The internet has altered accountability and the right to be forgotten. We have to alter our views

Abigail McArthur-Self, Editor-in-Chief

When something is posted on the internet, it is there forever. 

It’s a lesson many now learn early. Schools teach about the potential consequences of an individual’s online presence. Nonetheless, it is extraordinarily difficult for most people to comprehend the idea of forever or even the rest of their lives. 

In recent years, there has been an increase in people being questioned about their choices, especially when it comes to prejudiced remarks or actions. This broader awareness and the social media access that helped boost it have raised new questions about privacy and accountability.

There are some actions which society has, as a whole, deemed unforgettable. The existence of the sex offenders list, for example, is one form of people agreeing that such crimes cannot be forgotten. People who interact with that individual and people in general are entitled to access to that information. 

The publicity of the internet, however, provides any individual with the opportunity to decide what they wish to make public, both for themselves and for others. This has manifested both positive and negative results.  

People who were involved in drunk-driving accidents or selling drugs have had their names published in news stories that remain on the internet forever, regardless of whether or not the person has changed and improved. People can have parts of their past exposed long after the incidents to others who weren’t involved.

The issue of a person’s privacy and right to grow from mistakes did not start with the internet. The idea of reputation has existed for much longer.

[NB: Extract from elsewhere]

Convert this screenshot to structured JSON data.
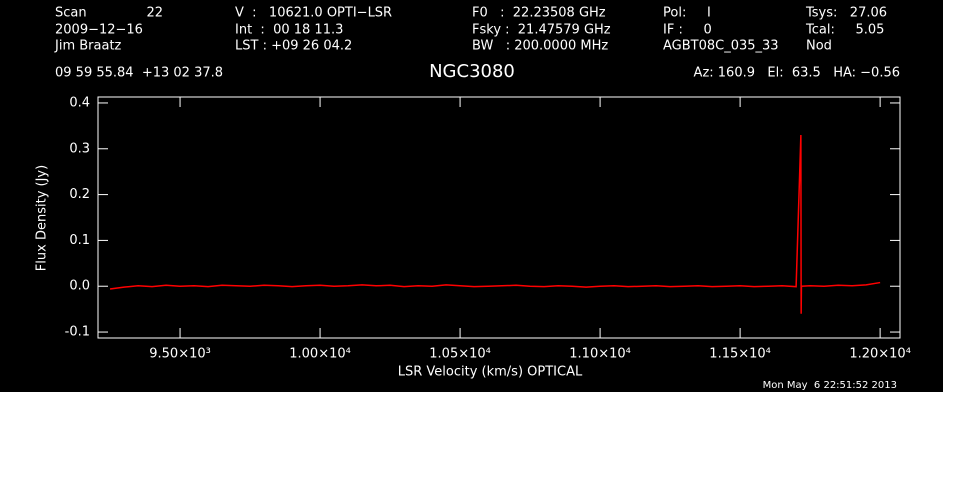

No one gets to pick how they are remembered. No one gets the right to be forgotten by others in their lives. It may be a human courtesy to extend forgiveness and leniency, but no one can be justified in demanding another person forget their mistakes. 

The internet, however, adds strangers to this already complicated and personal equation. It is now possible for people who have never met and were not involved in the same events to comment on each other’s actions. Though this can be good for accountability, it can also lead to toxic behavior. 

Some people, however, are worried about the possible problems associated with what is now called, “cancel culture,” — the trend of “cancelling” or shutting down people who are deemed problematic. They believe it promotes the ideal of perfection and limits opportunities for growth and improvement. 

When criticisms of cancel culture are raised, it can be easy to get defensive. The argument that a person’s misdeeds can and sometimes should be forgotten bears similarities to the sort of victim-blaming weaponized against victims who do speak up, accusing them of ruining the other person’s life. It is necessary to hold each other accountable in some way, but accountability has not been the norm, and victims have suffered for it. This is something that has to change. The current methods popularized by the internet such as cancel culture, however, may not be good methods for this change. 

Each person now must weigh their actions more carefully. People deserve the opportunity to grow and move past mistakes. Depriving them of that opportunity sometimes pushes people further into an echo chamber of their bad behavior out of frustration. 

As journalists, there is an additional weight to any such situation. Journalism is supposed to be a reputable and ethical field. There is a duty to be honest and trustworthy, to not abuse the faith sometimes placed in news sources. There is also, however, a duty to avoid doing harm. Every story should be measured in the harm publishing it could do and the harm withholding it could do. 

In the age of the internet where some stories last forever, where news changes fast and people don’t always see corrections, it can be difficult to know what to publish. Although we can never guarantee a reader’s knowledge or interpretation, it is still our duty to be as clear as possible. Journalists should consider the harm publishing a story may do to the individual. They should also consider the harm withholding it may do to other individuals involved. Any corrections, updates or important date information should be first and clear. 

For individuals, it is easier, perhaps, to comment on such situations. They are free to speak as themselves without the responsibility spokespeople, journalists and other public figures take on. They do still, however, have to take responsibility for their actions and for the consequences. The ultimate thing to remember is this — only the people in the situation, only the people affected by another’s actions can decide for themselves if they can move past something. An individual may have the right to be forgotten, but it extends only so far as those impacted by their actions are able to forget them.

When making commentary from the outside, it should always come back to the individuals affected. It is harder with systemic issues like sexism and racism, but the same rule can apply — it is the experiences of those affected that should be heard first. 

At the same time, when facing such situations as outside parties, we should be careful before assuming intentions. Ignorance and malice can have equally harmful effects. One’s intentions do not change the consequences, and those must be acknowledged first, but we should never assume malice without significant proof. Give grace to grow by accepting that a person may have done harm without intending to. Allow the opportunity to atone. 

This, of course, has its limits. Not everyone wants to change. Time means nothing if the behavior doesn’t change. Some people do act with malice, and some harms are more grievous than others. Someone posting a cringey video may have technically put it out there for others to comment on, but they have done no harm with their actions. If they wish to be forgotten, it’s a reasonable request to try to respect. There is no reason for people’s lives to be altered by memes. Someone using slurs or degrading others, let alone someone committing an actual crime, is not remotely the same.  

The more important the situation, the more careful the response must be, but also the stronger it must be. Think before you act, and when you do, act with conviction.